Look, as with health care – “it’s complicated,” “more complicated than originally thought.” That’s why, after a great deal of hand wringing, Ruminations has concluded that where costs can’t be directly matched to use, such as with utility metering, and except where some rough approximation can be made, such as allocating tax shares based on rental values, the marketplace will adjust to the inherent unfairness of calculating proportionate shares based on floor area without regard the burden imposed by the particular use of that space.

When a tenant shops for space, the price it looks at is not (or should not be) the rent alone. It is (or should be) the occupancy cost for that space. Forget how the common area costs or taxes are to be calculated and focus on what they will cost. Recognize that it is as likely that a high services/utility consuming neighbor will be at the property as it is that a low one will appear. Protection comes from shifting the risk of unexpected changes to the landlord, the one who is making the decision as to who the next tenant will be. Variable costs (operating expenses, taxes, etc.) will increase year after year. The real question is how to avoid surprises. If taxes shoot up because the property becomes sharply more valuable, there is no reason why the landlord shouldn’t take a fair portion of that risk. After all, the property’s tax assessment corresponds to the higher rents the landlord can collect. Similarly, if the landlord chooses to dramatically boost the number of water-consuming users at its shopping center, that’s because it made good business sense for the landlord to sign those leases. Existing tenants shouldn’t subsidize the cost to change the tenant mix.

Well, now that we’re at the end of today’s rambling (and we’ll readily concede that’s what we’ve done), we feel pretty good. After all, our disclaimer warns readers that this is exactly Ruminations’ objective. But, another objective is to retain our thousands of loyal followers, so we’ll be returning to sharing our more concrete postings next week. Of course, for those whose who are “turning” the thoughts shared this week and last week “over and over in their minds,” that’s called Ruminating. Welcome to our world.

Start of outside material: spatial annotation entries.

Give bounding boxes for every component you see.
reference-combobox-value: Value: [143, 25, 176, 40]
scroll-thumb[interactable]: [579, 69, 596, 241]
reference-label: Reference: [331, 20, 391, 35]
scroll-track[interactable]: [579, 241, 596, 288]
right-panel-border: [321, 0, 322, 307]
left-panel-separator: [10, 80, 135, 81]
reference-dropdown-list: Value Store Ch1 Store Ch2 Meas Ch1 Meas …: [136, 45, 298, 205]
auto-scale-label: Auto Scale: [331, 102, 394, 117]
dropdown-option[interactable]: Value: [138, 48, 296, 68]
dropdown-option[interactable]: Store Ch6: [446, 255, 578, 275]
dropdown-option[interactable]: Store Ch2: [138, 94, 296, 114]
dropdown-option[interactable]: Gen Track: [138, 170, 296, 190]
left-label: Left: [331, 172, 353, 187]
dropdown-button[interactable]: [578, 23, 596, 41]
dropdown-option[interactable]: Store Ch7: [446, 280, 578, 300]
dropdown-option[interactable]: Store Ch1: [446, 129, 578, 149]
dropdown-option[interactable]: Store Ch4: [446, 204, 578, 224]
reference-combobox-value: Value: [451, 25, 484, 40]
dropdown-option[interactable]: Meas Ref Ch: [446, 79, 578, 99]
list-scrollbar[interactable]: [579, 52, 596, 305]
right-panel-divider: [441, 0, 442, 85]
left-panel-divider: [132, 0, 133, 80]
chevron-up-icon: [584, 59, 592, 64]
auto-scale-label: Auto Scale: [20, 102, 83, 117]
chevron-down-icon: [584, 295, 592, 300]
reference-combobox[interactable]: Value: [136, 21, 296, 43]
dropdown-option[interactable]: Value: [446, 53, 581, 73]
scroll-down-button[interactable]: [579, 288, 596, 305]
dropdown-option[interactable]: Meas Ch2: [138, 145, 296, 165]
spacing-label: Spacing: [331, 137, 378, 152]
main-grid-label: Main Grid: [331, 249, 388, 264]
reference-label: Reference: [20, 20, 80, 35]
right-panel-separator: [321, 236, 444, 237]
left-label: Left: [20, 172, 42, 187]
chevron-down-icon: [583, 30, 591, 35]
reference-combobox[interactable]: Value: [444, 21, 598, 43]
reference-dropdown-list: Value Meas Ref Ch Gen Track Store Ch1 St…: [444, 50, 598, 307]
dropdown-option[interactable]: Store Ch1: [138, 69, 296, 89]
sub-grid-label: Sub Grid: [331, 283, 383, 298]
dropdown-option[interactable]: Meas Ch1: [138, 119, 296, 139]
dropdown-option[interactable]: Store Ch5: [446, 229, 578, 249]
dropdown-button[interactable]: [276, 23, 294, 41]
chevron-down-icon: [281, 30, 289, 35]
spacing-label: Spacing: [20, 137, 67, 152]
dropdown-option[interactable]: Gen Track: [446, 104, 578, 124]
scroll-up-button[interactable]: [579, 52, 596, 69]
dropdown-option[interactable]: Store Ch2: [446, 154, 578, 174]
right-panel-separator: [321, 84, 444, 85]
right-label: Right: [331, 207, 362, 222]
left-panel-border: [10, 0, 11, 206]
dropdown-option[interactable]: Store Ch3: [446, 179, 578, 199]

[Apropos of our May 21, 2017 posting: “Save A Tree – No More Paper Copies – No More Ink,” we just learned that on May 10, Fannie Mae, by an amendment to its Servicing Guide, is now accepting electronically recorded mortgages in lieu of original documents with “wet” signatures. This catches Fannie Mae up to Freddie Mac. Last September, Freddie Mac removed its requirement that it receive wet-signed documents when the mortgage has been electronically recorded.]



  1. Peter Anderson says

    Hmm, you seem to think that Landlords can change their leases any time they please. Fact is, many leases can’t be changed for decades. The “lift” you presume from higher taxes is questionable – municipalities raise taxes based on their own formulas, that doesn’t necessarily equate to higher rents.

    I read ruminations weekly, and value much of what you consider. But you have a reverse view of the commercial retail field. Many large retail tenants have far more bargaining power than most landlords – ever negotiated for a 1,500 sf Starbucks? Or Dollar Tree, Wal-Mart, Tim Hortons (I’m in Canada) – I could go on. I would very much like a level playing field, but major retail tenants do not play fair. And it is unreasonable for the mom and pop stores – or the landlord – to pick up the slack.